Nous pourrons citer par exemple le rôle du Thym qui fournit le thymol utilisé comme antifongique, la Menthe qui fournit le menthol utilisé comme vasodilatateur, la Colchique fournissant la colchicine utilisée comme agent anti-tumoral ou encore l’If qui fournit le taxol utilisé dans le traitement de certains cancers. 

Toutes ces espèces sont pour l’instant courantes et exploitées de manière intensive, une surexploitation pourrait entraîner leur raréfaction – et par conséquent des conséquences non négligeables sur la santé humaine.

 

Qu’est-ce que l'écosystème ?

L'écosystème est l'ensemble qui regroupe, d'une part, la communauté des vivants, appelée "biocénose" (animaux, plantes, micro-organismes) et, d'autre part, l'environnement géologique, "pédologique" (relatif à l'étude des sols, de leur formation et de leur évolution) et atmosphérique, autrement-dit le biotope (climat, roches, relief...).
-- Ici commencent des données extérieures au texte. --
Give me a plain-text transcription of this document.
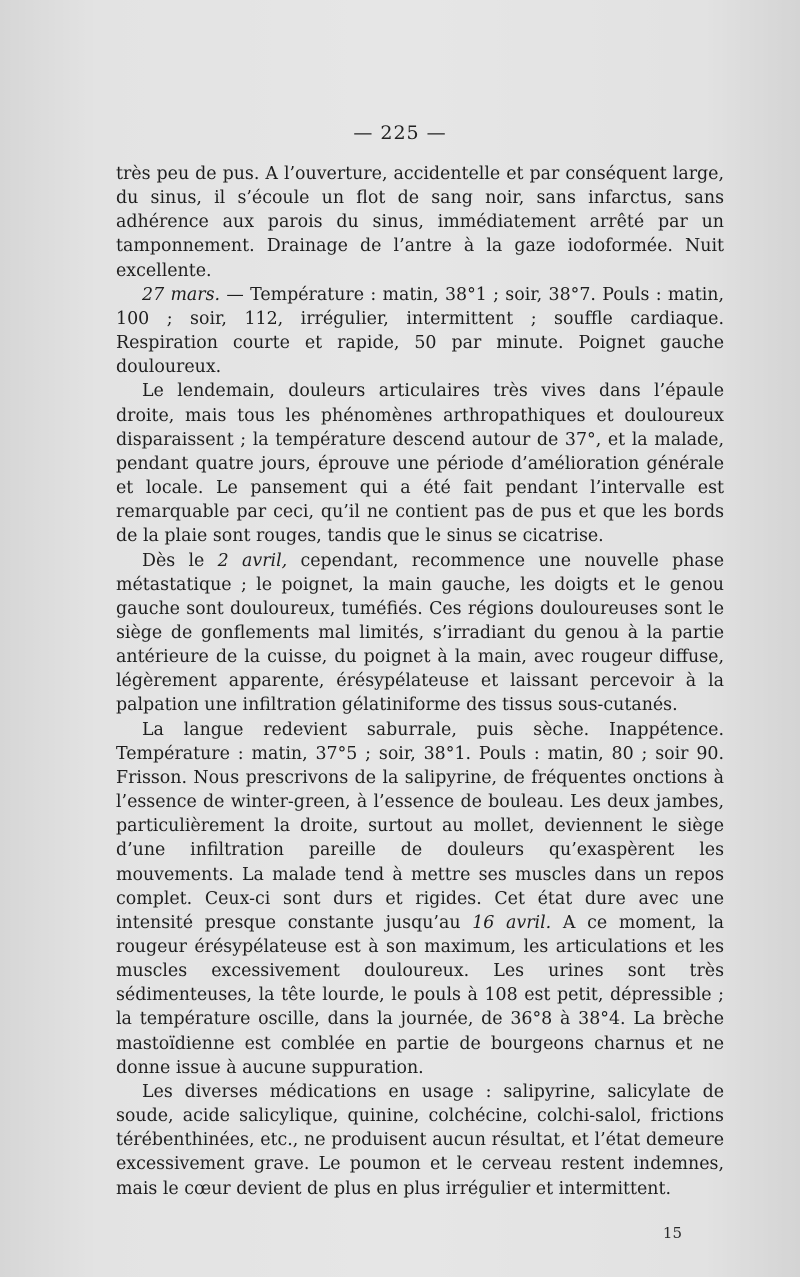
— 225 —

très peu de pus. A l’ouverture, accidentelle et par conséquent large, du sinus, il s’écoule un flot de sang noir, sans infarctus, sans adhérence aux parois du sinus, immédiatement arrêté par un tamponnement. Drainage de l’antre à la gaze iodoformée. Nuit excellente.

27 mars. — Température : matin, 38°1 ; soir, 38°7. Pouls : matin, 100 ; soir, 112, irrégulier, intermittent ; souffle cardiaque. Respiration courte et rapide, 50 par minute. Poignet gauche douloureux.

Le lendemain, douleurs articulaires très vives dans l’épaule droite, mais tous les phénomènes arthropathiques et douloureux disparaissent ; la température descend autour de 37°, et la malade, pendant quatre jours, éprouve une période d’amélioration générale et locale. Le pansement qui a été fait pendant l’intervalle est remarquable par ceci, qu’il ne contient pas de pus et que les bords de la plaie sont rouges, tandis que le sinus se cicatrise.

Dès le 2 avril, cependant, recommence une nouvelle phase métastatique ; le poignet, la main gauche, les doigts et le genou gauche sont douloureux, tuméfiés. Ces régions douloureuses sont le siège de gonflements mal limités, s’irradiant du genou à la partie antérieure de la cuisse, du poignet à la main, avec rougeur diffuse, légèrement apparente, érésypélateuse et laissant percevoir à la palpation une infiltration gélatiniforme des tissus sous-cutanés.

La langue redevient saburrale, puis sèche. Inappétence. Température : matin, 37°5 ; soir, 38°1. Pouls : matin, 80 ; soir 90. Frisson. Nous prescrivons de la salipyrine, de fréquentes onctions à l’essence de winter-green, à l’essence de bouleau. Les deux jambes, particulièrement la droite, surtout au mollet, deviennent le siège d’une infiltration pareille de douleurs qu’exaspèrent les mouvements. La malade tend à mettre ses muscles dans un repos complet. Ceux-ci sont durs et rigides. Cet état dure avec une intensité presque constante jusqu’au 16 avril. A ce moment, la rougeur érésypélateuse est à son maximum, les articulations et les muscles excessivement douloureux. Les urines sont très sédimenteuses, la tête lourde, le pouls à 108 est petit, dépressible ; la température oscille, dans la journée, de 36°8 à 38°4. La brèche mastoïdienne est comblée en partie de bourgeons charnus et ne donne issue à aucune suppuration.

Les diverses médications en usage : salipyrine, salicylate de soude, acide salicylique, quinine, colchécine, colchi-salol, frictions térébenthinées, etc., ne produisent aucun résultat, et l’état demeure excessivement grave. Le poumon et le cerveau restent indemnes, mais le cœur devient de plus en plus irrégulier et intermittent.

15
Fonctionnant selon un équilibre précis, l'écosystème peut être perturbé si l'une de ses composantes varie. L'ensemble des espèces animales d'un écosystème déterminé constitue la faune. Quant à la flore, elle englobe toutes les espèces végétales peuplant un écosystème donné.

 

Manger et être mangé

Au sein des écosystèmes, les espèces sont organisées en chaînes alimentaires. Dans ces chaînes, chacune des espèces des niveaux supérieurs dépend des espèces des niveaux inférieurs. Les niveaux inférieurs apportent aux niveaux supérieurs énergie et éléments chimiques nécessaires à leur développement. Compte tenu de cette interdépendance, il est important que la biodiversité soit assurée pour préserver l’équilibre des chaînes alimentaires et, par conséquent, de l’écosystème.

Par exemple, la biodiversité joue un rôle primordial dans la survie de nombreuses espèces de plantes. Certaines variétés ne peuvent se reproduire que par l’intervention d’une espèce bien précise d’insectes, qui assure la pollinisation. La disparition de l’insecte en question entraîne la disparition de cette espèce végétale et le bouleversement de la chaîne alimentaire.